Tarragon-Cream Chicken and Polenta Pot Pies (GOOD WITH HELP)

Tuesday, September 23, 2008

Tarragon-Cream Chicken and Polenta Pot Pies (GOOD WITH HELP)

Saw this one on 30 Minute Meals and it looked pretty good, so I gave it a whirl. As with just about every Rachel Ray recipe, it needed a little bit of help to take it from OK to good.

Here's the link to the original recipe

If there's one thing I've learned on just about every Rachel Ray dish ... they're bland. It's not that they're bad, they just need more seasoning (I imagine her blandness is by design for the mainstream crowd).

So here's my tweaks ...

* Not nearly enough polenta in the recipe, and the polenta that it called for was also incredibly thick (too thick). I added more polenta and more liquid. You certainly don't want the polenta to be soupy since it needs to sit on top of the chicken mixture, but the original result was way too damn thick and borderline pasty and dry.
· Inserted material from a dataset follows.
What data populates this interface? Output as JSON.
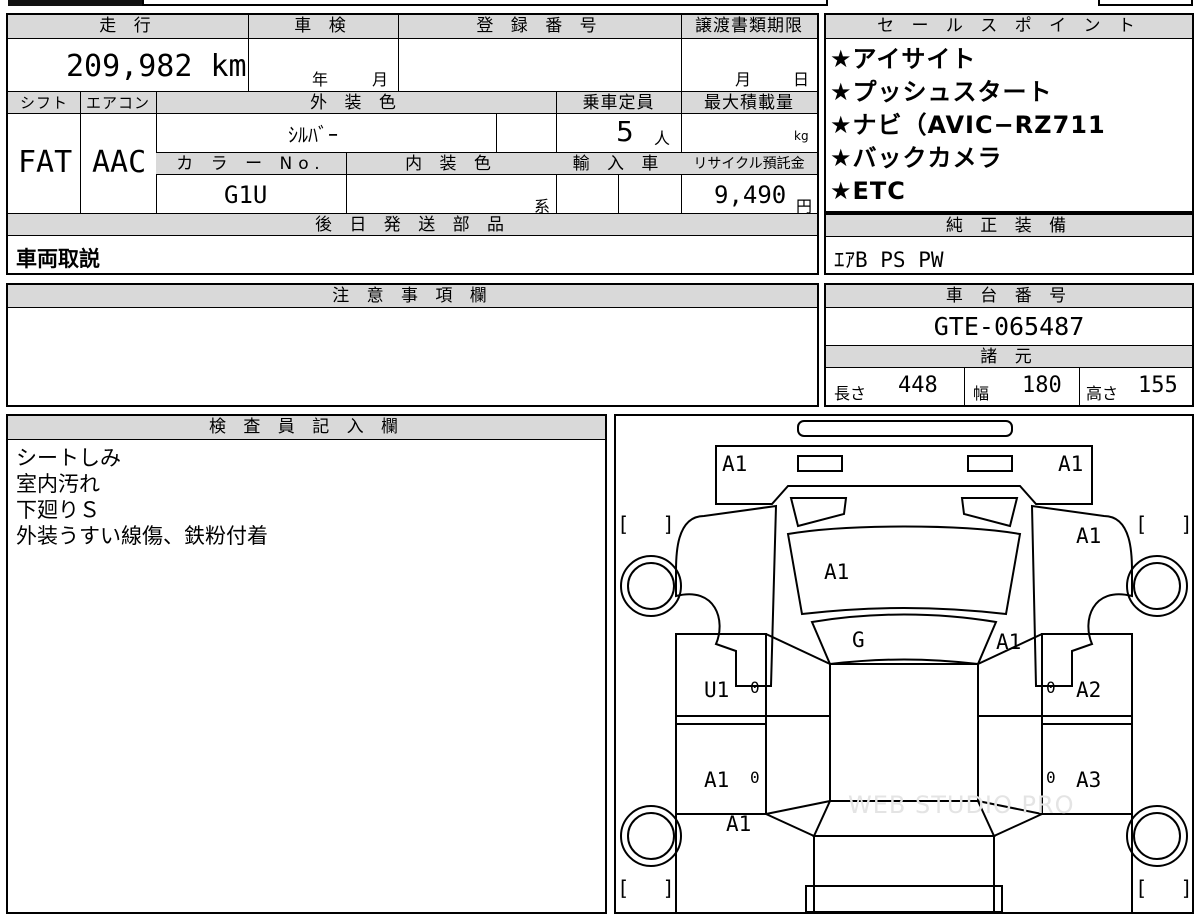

* Way too much liquid in the chicken mixture. Again, you want the polenta to sit on top of the mixture, and if it's too liquidy there's no way that will happen. I ended up straining off some of the liquid, but next time I'd just use less stock and cream.

* Not enough seasoning. You'll definitely need to add salt and pepper a couple times, and I'd also add fresh tyme next time as well as the tarragon to give it a little more punch.

All in all it was good, but it needed a little minor surgery to get it there.